Sounds like this is my only option (short term), how do I go about this?

My previous attempts to match the expected end results (using resource ModifyPlan) was only able to handle certain attributes, (encrypted_secret which is optional/computed and is pretty much always going to come back with a new value when used.)

[bflad]

It turns out that for

Working with the Terraform maintainers to determine if single nested attributes should be treated differently (I'll admit, not likely)

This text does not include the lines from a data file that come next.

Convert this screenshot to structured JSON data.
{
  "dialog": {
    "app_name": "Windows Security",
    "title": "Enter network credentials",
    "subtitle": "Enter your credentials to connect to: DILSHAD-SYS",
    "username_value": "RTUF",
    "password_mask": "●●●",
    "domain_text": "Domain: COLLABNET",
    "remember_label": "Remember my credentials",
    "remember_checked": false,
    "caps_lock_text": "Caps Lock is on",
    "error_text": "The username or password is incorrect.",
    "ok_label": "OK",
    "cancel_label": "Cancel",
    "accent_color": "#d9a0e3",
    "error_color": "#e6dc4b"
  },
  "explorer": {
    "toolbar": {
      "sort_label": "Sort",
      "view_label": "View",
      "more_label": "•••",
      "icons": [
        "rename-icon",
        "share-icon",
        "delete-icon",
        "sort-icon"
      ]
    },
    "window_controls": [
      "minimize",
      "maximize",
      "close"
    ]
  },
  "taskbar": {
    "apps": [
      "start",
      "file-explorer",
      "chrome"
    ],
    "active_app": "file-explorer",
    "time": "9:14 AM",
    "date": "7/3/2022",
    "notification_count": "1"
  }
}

We might make some headway on this after discussing (the very similar to this issue) hashicorp/terraform#32522. This would mean a Terraform update could potentially alleviate parts of this issue. I'd subscribe there for further updates on that front.

how do I go about this?

You're in an awkward position because the framework is making decisions based on assumptions about the values its receiving from Terraform. While potential changes in Terraform could help, there's also no way to opt out of the current framework unknown value marking behavior because it happens before any potential provider-definable logic.

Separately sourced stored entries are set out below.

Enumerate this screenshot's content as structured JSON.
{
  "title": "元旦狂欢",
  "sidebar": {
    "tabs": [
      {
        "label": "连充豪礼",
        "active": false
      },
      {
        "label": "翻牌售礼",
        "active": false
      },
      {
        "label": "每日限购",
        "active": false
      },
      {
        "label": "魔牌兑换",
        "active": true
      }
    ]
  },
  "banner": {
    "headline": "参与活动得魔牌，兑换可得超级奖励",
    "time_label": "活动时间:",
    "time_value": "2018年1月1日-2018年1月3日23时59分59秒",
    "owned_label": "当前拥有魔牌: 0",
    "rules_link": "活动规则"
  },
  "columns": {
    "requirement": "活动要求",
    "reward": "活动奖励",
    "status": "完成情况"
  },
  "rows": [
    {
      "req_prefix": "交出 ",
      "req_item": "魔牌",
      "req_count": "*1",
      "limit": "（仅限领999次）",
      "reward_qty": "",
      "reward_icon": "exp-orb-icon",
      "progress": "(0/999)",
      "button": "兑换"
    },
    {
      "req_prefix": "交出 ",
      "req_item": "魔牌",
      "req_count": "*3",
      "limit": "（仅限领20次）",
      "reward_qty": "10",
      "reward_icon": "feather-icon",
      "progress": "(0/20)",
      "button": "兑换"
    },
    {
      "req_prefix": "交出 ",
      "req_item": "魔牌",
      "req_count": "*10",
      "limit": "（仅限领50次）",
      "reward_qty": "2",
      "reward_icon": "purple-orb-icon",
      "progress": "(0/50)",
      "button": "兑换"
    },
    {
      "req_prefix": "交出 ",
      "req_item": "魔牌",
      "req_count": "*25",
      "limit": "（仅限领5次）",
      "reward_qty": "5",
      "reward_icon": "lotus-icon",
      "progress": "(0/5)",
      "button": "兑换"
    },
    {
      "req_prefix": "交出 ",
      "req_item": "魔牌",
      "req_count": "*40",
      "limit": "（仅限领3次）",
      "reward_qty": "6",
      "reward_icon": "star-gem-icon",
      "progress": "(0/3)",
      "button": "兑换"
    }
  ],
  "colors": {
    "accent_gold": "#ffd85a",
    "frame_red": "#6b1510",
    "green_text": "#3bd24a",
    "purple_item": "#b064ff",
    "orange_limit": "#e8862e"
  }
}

Given that, one potential option here would be to fix up things based on the current situation by:

• Ensuring any default value plan modifiers and any other UseStateForUnknown plan modifiers (where appropriate) are in place, which means that the plan will be "fixed" to look very close the prior state when there are no changes except for the problematic encrypted_secret
• Using ModifyPlan to conditionally undo the framework's unknown marking of encrypted_secret by comparing the entire plan against the entire prior state

These two provider-defined plan modification steps run in exactly that order -- schema (best to assume randomized ordering between attributes) then resource-level. We can at least try to use that to our advantage here. It's not pretty and I haven't tested this for validity, but the ModifyPlan could potentially be something like:

// Please note that this example assumes only encrypted_secret is an issue.
// Other Computed-only attributes without UseStateForUnknown would need
// to potentially be copied from prior state to try and recreate a
// "no change" plan for comparison.
func (r *pingfederateOAuthClientResource) ModifyPlan(ctx context.Context, req resource.ModifyPlanRequest, resp *resource.ModifyPlanResponse) {
	// Skip modification on resource creation
	if req.State.Raw.IsNull() {
		return
	}

	// Skip modification on resource destruction
	if req.Plan.Raw.IsNull() {
		return
	}

	// Skip modification if planning no changes
	if req.Plan.Raw.Equal(req.State.Raw) {
		return
	}

	var originalPlan, plan, state ClientData

	resp.Diagnostics.Append(req.Plan.Get(ctx, &originalPlan)...)
	resp.Diagnostics.Append(req.Plan.Get(ctx, &plan)...)
	resp.Diagnostics.Append(req.State.Get(ctx, &state)...)

	if resp.Diagnostics.HasError() {
		return
	}

	// Skip modification if encrypted_secret is known
	if !plan.ClientAuth.EncryptedSecret.IsUnknown() {
		return
	}

	// Copy encrypted_secret prior state to plan
	plan.ClientAuth.EncryptedSecret = state.ClientAuth.EncryptedSecret

	resp.Diagnostics.Append(resp.Plan.Set(ctx, &plan)...)

	if resp.Diagnostics.HasError() {
		return
	}

	// Undo modification if there are changes outside encrypted_secret
	if !resp.Plan.Raw.Equal(req.State.Raw) {
		resp.Diagnostics.Append(resp.Plan.Set(ctx, &originalPlan)...)
	}
}

Hopefully the combination of the Terraform fix and allowing providers to move default value logic before the unknown marking should make this type of workaround unnecessary in the future.

[bflad]

Hi again, @iwarapter 👋

It's been awhile since we checked in and in the meantime the framework implemented native support for default attribute values. Are you still having issues after using that more recent functionality?

[bflad]

Closing due to lack of response and no other interest or commentary. If you are still having trouble, please open a new issue and feel free to reference this issue. 👍

[github-actions]

I'm going to lock this issue because it has been closed for 30 days ⏳. This helps our maintainers find and focus on the active issues.
If you have found a problem that seems similar to this, please open a new issue and complete the issue template so we can capture all the details necessary to investigate further.